About  Posts  Feed

Squash merge all the things

I’m a huge fan of the squash merge strategy in GitHub and with git in general. Squash merging is a merging strategy where the commits of branch are combined (squashed) to a single commit. You should use it in your projects, here’s why.

Clean history

The most obvious and immediate benefit of this approach is that the history of the main branch will be kept very clean and linear - no more “merge bubbles”. This happens even when your feature branch is not up to date with the main branch, because a single new commit will be added on top of whatever was last merged to main. When your project grows, keeping the main branch history clean is important because it’s vastly easier then to keep track of the changes between releases. Github adds the PR number by default to the squash merge commit message which also helps finding the associated PR.

Feature branches and whether to rebase or merge

The argument I’ve had most about using git in general is how to keep the feature branches up-to-date with the main branch. Either you want to integrate a feature from main in order to finish your PR or you want to ensure your branch works with main before it’s merged. You could do this either with rebasing or merging in the main to your feature branch, and I’ve noticed that in general devs prefer rebasing. Their argument usually is that they want to keep the history clean, without merge commits. It’s understandable, because if you merge multiple times, by the time you merge your feature branch to main you might have multiple merge commits, which is not nice.

The problem with rebasing is that it rewrites history. This is especially bad with PRs because code reviewing requires that someone else keeps track of the changes you are making. The reviewer usually has to come back and look at the fixes the PR author made after comments. Github even has this feature where it will track the changes the reviewer has seen. If you force-push to your branch this feature doesn’t work. It will lose track of the history (obviously, because you rewrote it) and it won’t show new stuff anymore.
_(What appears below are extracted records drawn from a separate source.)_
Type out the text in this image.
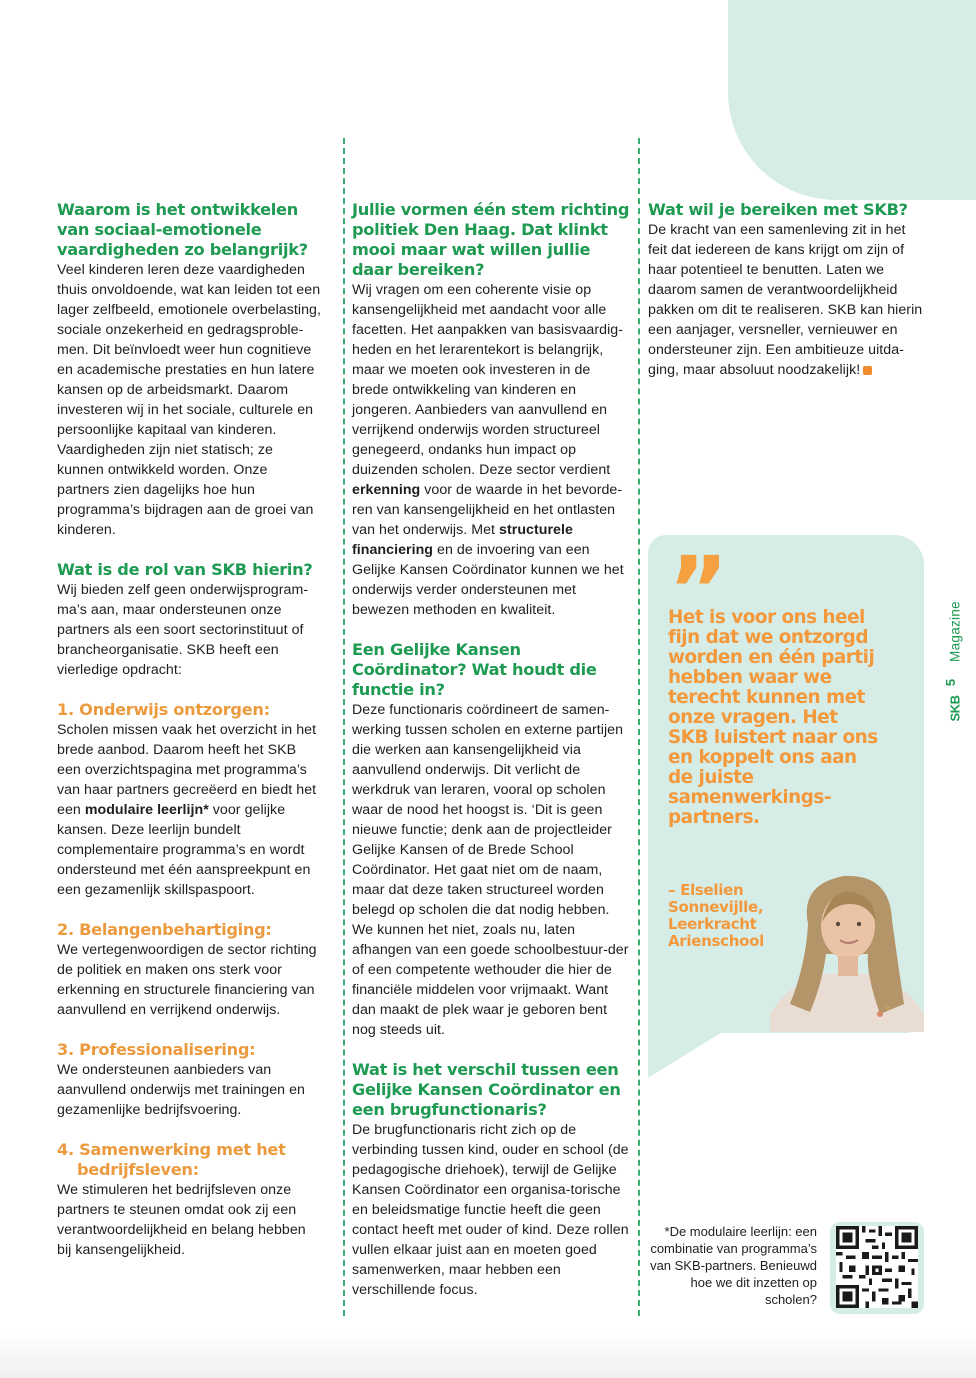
Waarom is het ontwikkelen van sociaal-emotionele vaardigheden zo belangrijk?

Veel kinderen leren deze vaardigheden thuis onvoldoende, wat kan leiden tot een lager zelfbeeld, emotionele overbelasting, sociale onzekerheid en gedragsproble-men. Dit beïnvloedt weer hun cognitieve en academische prestaties en hun latere kansen op de arbeidsmarkt. Daarom investeren wij in het sociale, culturele en persoonlijke kapitaal van kinderen. Vaardigheden zijn niet statisch; ze kunnen ontwikkeld worden. Onze partners zien dagelijks hoe hun programma’s bijdragen aan de groei van kinderen.

Wat is de rol van SKB hierin?

Wij bieden zelf geen onderwijsprogram-ma’s aan, maar ondersteunen onze partners als een soort sectorinstituut of brancheorganisatie. SKB heeft een vierledige opdracht:

1. Onderwijs ontzorgen:

Scholen missen vaak het overzicht in het brede aanbod. Daarom heeft het SKB een overzichtspagina met programma’s van haar partners gecreëerd en biedt het een modulaire leerlijn* voor gelijke kansen. Deze leerlijn bundelt complementaire programma’s en wordt ondersteund met één aanspreekpunt en een gezamenlijk skillspaspoort.

2. Belangenbehartiging:

We vertegenwoordigen de sector richting de politiek en maken ons sterk voor erkenning en structurele financiering van aanvullend en verrijkend onderwijs.

3. Professionalisering:

We ondersteunen aanbieders van aanvullend onderwijs met trainingen en gezamenlijke bedrijfsvoering.

4. Samenwerking met het bedrijfsleven:

We stimuleren het bedrijfsleven onze partners te steunen omdat ook zij een verantwoordelijkheid en belang hebben bij kansengelijkheid.

Jullie vormen één stem richting politiek Den Haag. Dat klinkt mooi maar wat willen jullie daar bereiken?

Wij vragen om een coherente visie op kansengelijkheid met aandacht voor alle facetten. Het aanpakken van basisvaardig-heden en het lerarentekort is belangrijk, maar we moeten ook investeren in de brede ontwikkeling van kinderen en jongeren. Aanbieders van aanvullend en verrijkend onderwijs worden structureel genegeerd, ondanks hun impact op duizenden scholen. Deze sector verdient erkenning voor de waarde in het bevorde-ren van kansengelijkheid en het ontlasten van het onderwijs. Met structurele financiering en de invoering van een Gelijke Kansen Coördinator kunnen we het onderwijs verder ondersteunen met bewezen methoden en kwaliteit.

Een Gelijke Kansen Coördinator? Wat houdt die functie in?

Deze functionaris coördineert de samen-werking tussen scholen en externe partijen die werken aan kansengelijkheid via aanvullend onderwijs. Dit verlicht de werkdruk van leraren, vooral op scholen waar de nood het hoogst is. ‘Dit is geen nieuwe functie; denk aan de projectleider Gelijke Kansen of de Brede School Coördinator. Het gaat niet om de naam, maar dat deze taken structureel worden belegd op scholen die dat nodig hebben. We kunnen het niet, zoals nu, laten afhangen van een goede schoolbestuur-der of een competente wethouder die hier de financiële middelen voor vrijmaakt. Want dan maakt de plek waar je geboren bent nog steeds uit.

Wat is het verschil tussen een Gelijke Kansen Coördinator en een brugfunctionaris?

De brugfunctionaris richt zich op de verbinding tussen kind, ouder en school (de pedagogische driehoek), terwijl de Gelijke Kansen Coördinator een organisa-torische en beleidsmatige functie heeft die geen contact heeft met ouder of kind. Deze rollen vullen elkaar juist aan en moeten goed samenwerken, maar hebben een verschillende focus.

Wat wil je bereiken met SKB?

De kracht van een samenleving zit in het feit dat iedereen de kans krijgt om zijn of haar potentieel te benutten. Laten we daarom samen de verantwoordelijkheid pakken om dit te realiseren. SKB kan hierin een aanjager, versneller, vernieuwer en ondersteuner zijn. Een ambitieuze uitda-ging, maar absoluut noodzakelijk!

”
Het is voor ons heel fijn dat we ontzorgd worden en één partij hebben waar we terecht kunnen met onze vragen. Het SKB luistert naar ons en koppelt ons aan de juiste samenwerkings-partners.
– Elselien Sonnevijlle, Leerkracht Arienschool
Magazine
5
SKB
*De modulaire leerlijn: een combinatie van programma’s van SKB-partners. Benieuwd hoe we dit inzetten op scholen?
I was once in a project where some devs kept browsing through the list of PRs and just manually rebased all the branches every now and then without asking the author. It was a big team, with a monorepo kind of a setup so the person doing the rebase might have been someone that didn’t know anything about what you were working on - let alone the project. It’s obviously ok to rebase and force-push to your own feature branch when it’s not public yet (no PR created). But that you, or let alone other people, rewrite the history when it’s being used by other devs just causes problems.

All of these problems go away when using squash merging. You can add as many “fixup” commits as you want, you can merge in the main branch as many times as you want. Go nuts with your feature branch, it doesn’t matter. Do whatever you can to make reviewing easier by not removing or editing commits and merge in the main branch if you have to. Squash merging solves this argument once and for all: never rebase!
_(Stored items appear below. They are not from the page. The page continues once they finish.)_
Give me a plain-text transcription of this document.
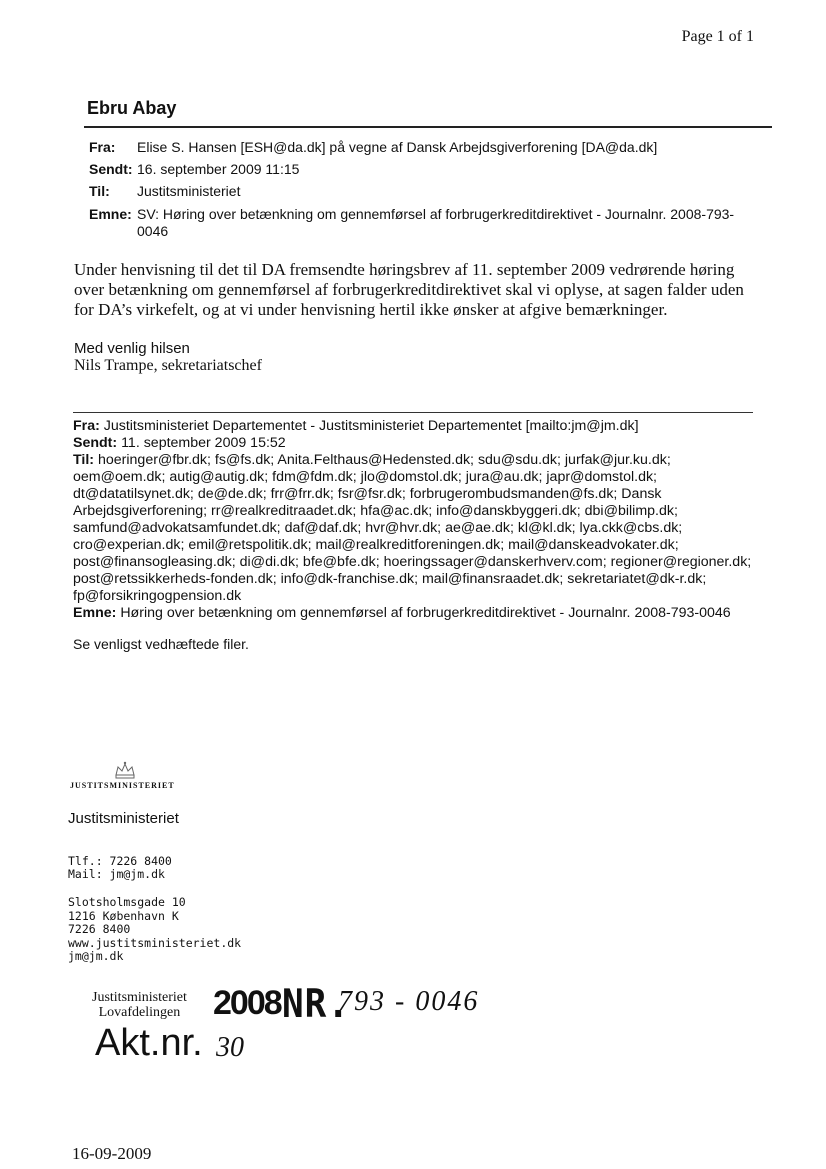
Page 1 of 1
Ebru Abay
Fra: Elise S. Hansen [ESH@da.dk] på vegne af Dansk Arbejdsgiverforening [DA@da.dk]
Sendt: 16. september 2009 11:15
Til: Justitsministeriet
Emne: SV: Høring over betænkning om gennemførsel af forbrugerkreditdirektivet - Journalnr. 2008-793-
0046
Under henvisning til det til DA fremsendte høringsbrev af 11. september 2009 vedrørende høring
over betænkning om gennemførsel af forbrugerkreditdirektivet skal vi oplyse, at sagen falder uden
for DA’s virkefelt, og at vi under henvisning hertil ikke ønsker at afgive bemærkninger.
Med venlig hilsen
Nils Trampe, sekretariatschef
Fra: Justitsministeriet Departementet - Justitsministeriet Departementet [mailto:jm@jm.dk]
Sendt: 11. september 2009 15:52
Til: hoeringer@fbr.dk; fs@fs.dk; Anita.Felthaus@Hedensted.dk; sdu@sdu.dk; jurfak@jur.ku.dk;
oem@oem.dk; autig@autig.dk; fdm@fdm.dk; jlo@domstol.dk; jura@au.dk; japr@domstol.dk;
dt@datatilsynet.dk; de@de.dk; frr@frr.dk; fsr@fsr.dk; forbrugerombudsmanden@fs.dk; Dansk
Arbejdsgiverforening; rr@realkreditraadet.dk; hfa@ac.dk; info@danskbyggeri.dk; dbi@bilimp.dk;
samfund@advokatsamfundet.dk; daf@daf.dk; hvr@hvr.dk; ae@ae.dk; kl@kl.dk; lya.ckk@cbs.dk;
cro@experian.dk; emil@retspolitik.dk; mail@realkreditforeningen.dk; mail@danskeadvokater.dk;
post@finansogleasing.dk; di@di.dk; bfe@bfe.dk; hoeringssager@danskerhverv.com; regioner@regioner.dk;
post@retssikkerheds-fonden.dk; info@dk-franchise.dk; mail@finansraadet.dk; sekretariatet@dk-r.dk;
fp@forsikringogpension.dk
Emne: Høring over betænkning om gennemførsel af forbrugerkreditdirektivet - Journalnr. 2008-793-0046
Se venligst vedhæftede filer.
JUSTITSMINISTERIET
Justitsministeriet
Tlf.: 7226 8400
Mail: jm@jm.dk
Slotsholmsgade 10
1216 København K
7226 8400
www.justitsministeriet.dk
jm@jm.dk
Justitsministeriet
Lovafdelingen 2008 NR.
793 - 0046
Akt.nr. 30
16-09-2009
Best practices with squash merging

There are some things that a team needs to pay attention when using squash merging.

When you do the squash-merge, make sure the commit message is edited a bit so that it’s not just a list of all the commit messages that are going to be squashed. Often it’s enough to copy and paste a part of the PR description if you have a habit of writing those (you should!).
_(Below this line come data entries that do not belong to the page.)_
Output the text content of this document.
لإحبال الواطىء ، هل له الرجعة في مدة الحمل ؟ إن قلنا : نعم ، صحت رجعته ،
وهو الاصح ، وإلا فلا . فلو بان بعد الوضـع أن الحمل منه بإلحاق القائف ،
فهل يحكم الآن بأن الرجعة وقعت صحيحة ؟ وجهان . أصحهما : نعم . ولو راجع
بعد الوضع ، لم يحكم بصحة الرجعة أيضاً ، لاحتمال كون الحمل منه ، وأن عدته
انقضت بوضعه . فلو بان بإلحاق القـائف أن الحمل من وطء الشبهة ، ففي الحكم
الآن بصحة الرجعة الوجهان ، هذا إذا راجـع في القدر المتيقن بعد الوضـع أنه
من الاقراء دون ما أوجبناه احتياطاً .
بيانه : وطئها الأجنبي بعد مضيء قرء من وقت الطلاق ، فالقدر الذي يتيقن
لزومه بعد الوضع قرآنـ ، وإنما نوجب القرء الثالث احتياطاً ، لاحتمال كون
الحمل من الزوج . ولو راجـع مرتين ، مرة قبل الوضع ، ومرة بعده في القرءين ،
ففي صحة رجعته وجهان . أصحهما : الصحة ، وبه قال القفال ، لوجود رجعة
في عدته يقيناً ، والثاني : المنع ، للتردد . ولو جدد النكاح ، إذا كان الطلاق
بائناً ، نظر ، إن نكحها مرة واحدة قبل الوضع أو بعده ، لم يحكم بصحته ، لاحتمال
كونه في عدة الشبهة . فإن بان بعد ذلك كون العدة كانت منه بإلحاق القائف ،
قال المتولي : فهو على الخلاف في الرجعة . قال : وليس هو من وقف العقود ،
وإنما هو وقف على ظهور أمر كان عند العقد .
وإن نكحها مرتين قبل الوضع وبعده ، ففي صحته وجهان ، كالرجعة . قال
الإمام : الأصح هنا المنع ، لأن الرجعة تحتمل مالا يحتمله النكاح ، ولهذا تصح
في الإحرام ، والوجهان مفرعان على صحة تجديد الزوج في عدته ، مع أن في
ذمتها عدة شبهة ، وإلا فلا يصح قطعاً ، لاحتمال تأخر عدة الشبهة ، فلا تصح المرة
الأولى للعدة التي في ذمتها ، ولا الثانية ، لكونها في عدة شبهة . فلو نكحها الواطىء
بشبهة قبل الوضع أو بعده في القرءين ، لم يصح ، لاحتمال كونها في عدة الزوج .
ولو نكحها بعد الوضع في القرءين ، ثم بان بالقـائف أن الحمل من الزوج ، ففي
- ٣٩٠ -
Another important thing is to also run your full test suite and build in the main branch after merging in a feature branch. I’ve found out that it’s much better to do this instead of keeping the feature branches up-to-date with the main branch all the time. Even in a medium-sized team doing small PRs this becomes really difficult in practice. Better to just accept that the build can fail in the main branch and just fix it if this happens.

Lastly, squash merging only makes sense if you do small PRs that only do one thing. This basically means you can’t have long-lived branches and should practice trunk-based development.

Conclusion

You should consider using squash merging in your project because it keeps your git history clean and still allows for hygienic PR review practices by using merging instead of rebasing to keep feature branches up to date.